C’est sûrement ce qu’on aime le plus à Rome : avoir la sensation de se balader dans un immense musée à ciel ouvert. Et s’il y a un lieu où l’on se sent submergé par l’Histoire, c’est bien à la Villa Médicis. Parce qu’avant que Leonardo DiCaprio et Richard Gere y mettent les pieds, Hector Berlioz, Georges Bizet et Claude Debussy ont séjourné dans cette bâtisse majestueuse qui surplombe la ville éternelle. Depuis 1803, les pensionnaires de l’Académie de France, créée par Colbert en 1666, y posent leur valise chaque année. Après avoir été sélectionnés sur concours, ils peuvent venir créer dans cet écrin de verdure, grâce à une bourse qui couvre leurs besoins. Les Romains comme les touristes viennent gratuitement assister à des concerts, des spectacles tous les jeudis ou se faire une toile au milieu des pins parasols.
Il y a quelques années, le chef Alain Passard est même venu discuter de l’art de la cuisine, car la gastronomie aussi a sa place entre ces murs. Deux amoureux de la cuisine ont, jusqu’à présent, effectué une résidence de plusieurs mois dans ce cadre de rêve : Xavier Arrey Verges en 1998 et Emmanuel Giraud en 2008. Le premier a pu, en toute liberté et loin du quotidien, faire des recherches sur la cuisine du Moyen-Âge, le second a étudié attentivement les festins exubérants, de l’Antiquité au siècle des Lumières. Sa recette fétiche ? «L’anchois Monte-Cristo » qui consiste à faire rôtir un filet d’anchois contenu dans une olive, elle-même fourrée dans un ortolan, contenu dans une caille, une grive, une bécasse puis dans une poularde, mais à ne manger… que l’anchois. Un pareil laboratoire, une telle carte blanche pour créer est une chance unique pour ces docteurs en gourmandise, et les places sont ouvertes à tous les autres chefs.
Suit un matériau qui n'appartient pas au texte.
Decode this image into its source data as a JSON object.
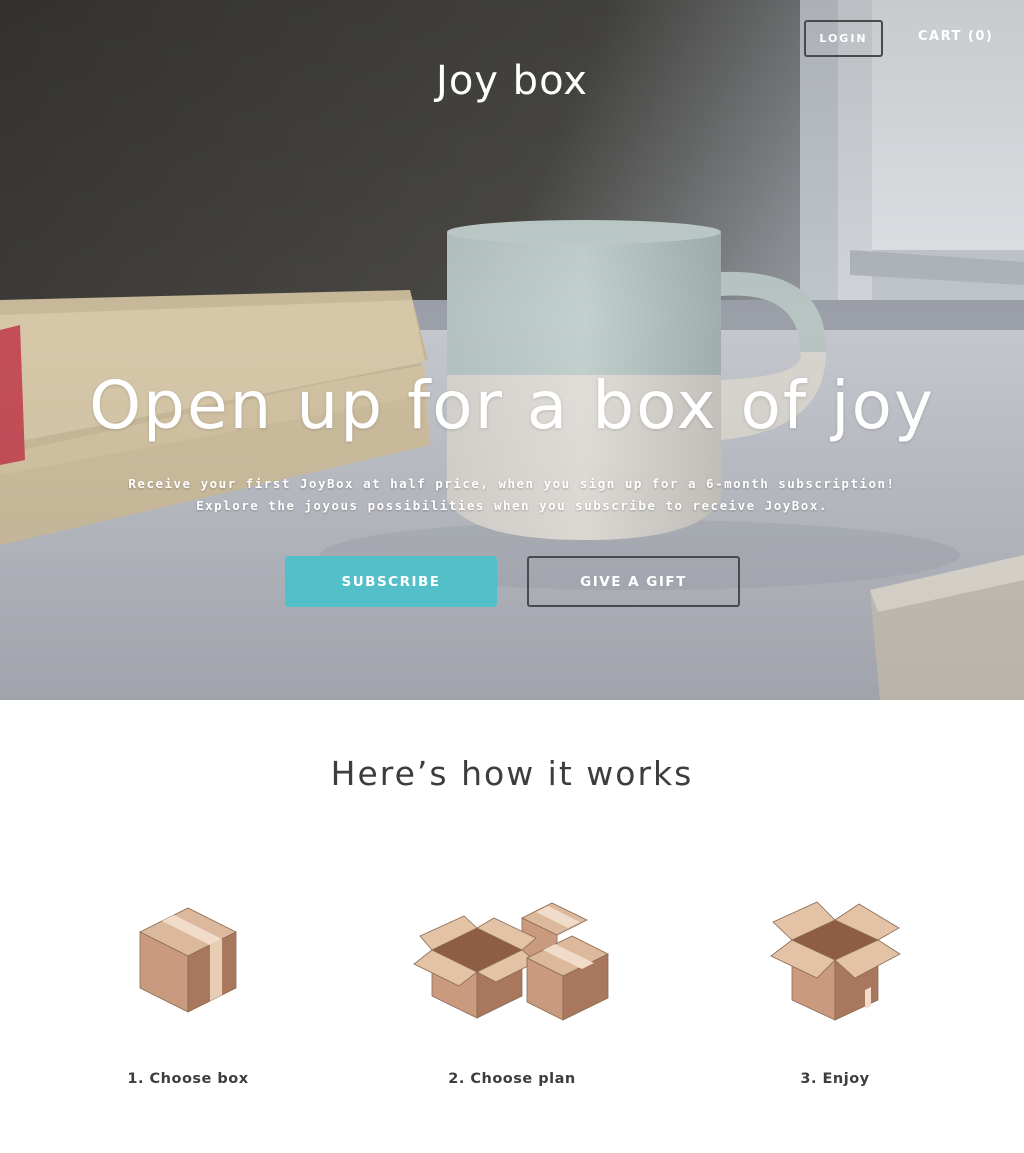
{
  "header": {
    "login_label": "LOGIN",
    "cart_label": "CART (0)",
    "site_title": "Joy box"
  },
  "hero": {
    "headline": "Open up for a box of joy",
    "subtext_line1": "Receive your first JoyBox at half price, when you sign up for a 6-month subscription!",
    "subtext_line2": "Explore the joyous possibilities when you subscribe to receive JoyBox.",
    "subscribe_label": "SUBSCRIBE",
    "gift_label": "GIVE A GIFT"
  },
  "how_it_works": {
    "title": "Here’s how it works",
    "steps": [
      {
        "label": "1. Choose box",
        "icon": "closed-box-icon"
      },
      {
        "label": "2. Choose plan",
        "icon": "multiple-boxes-icon"
      },
      {
        "label": "3. Enjoy",
        "icon": "open-box-icon"
      }
    ]
  },
  "colors": {
    "accent": "#52bfc9",
    "heading_text": "#3d3d3d",
    "box_tan": "#c89c7e",
    "box_tape": "#ecd8c2"
  }
}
En se promenant dans les allées arborées, si près de ces hommes et ces femmes en pleine retraite artistique, on a l’impression de flâner dans une ruche bourdonnante. Au détour d’un chemin, un jardinier incite les passants à croquer dans les oranges amères: on est bien au cœur de l’Italie. Et l’actuelle directrice apprécie particulièrement ce cadre de vie :
«Tout me plaît ici, les Romains, la lumière, le patrimoine. Et, surtout, avoir la chance de vivre avec les artistes.» Un bonheur que tout le monde, sans être pensionnaire, peut désormais s’offrir: depuis quelques années, on peut dormir sous les plafonds historiques aux caissons dorés de la Villa. Depuis une chambre d’hôte sommaire, on embrasse le panorama qui court de la basilique Saint-Pierre du Vatican au Mont Palatin et on admire la loggia. Ici, pas de room service, on se restaure au café des pensionnaires. Pour accéder à ce calme, il faut y mettre le prix (à partir de 225 euros la nuit) et surtout, prendre son mal en patience: au bout de plusieurs mois d’attente, vous aurez peut-être la chance de séjourner, vous aussi, dans ce refuge romain.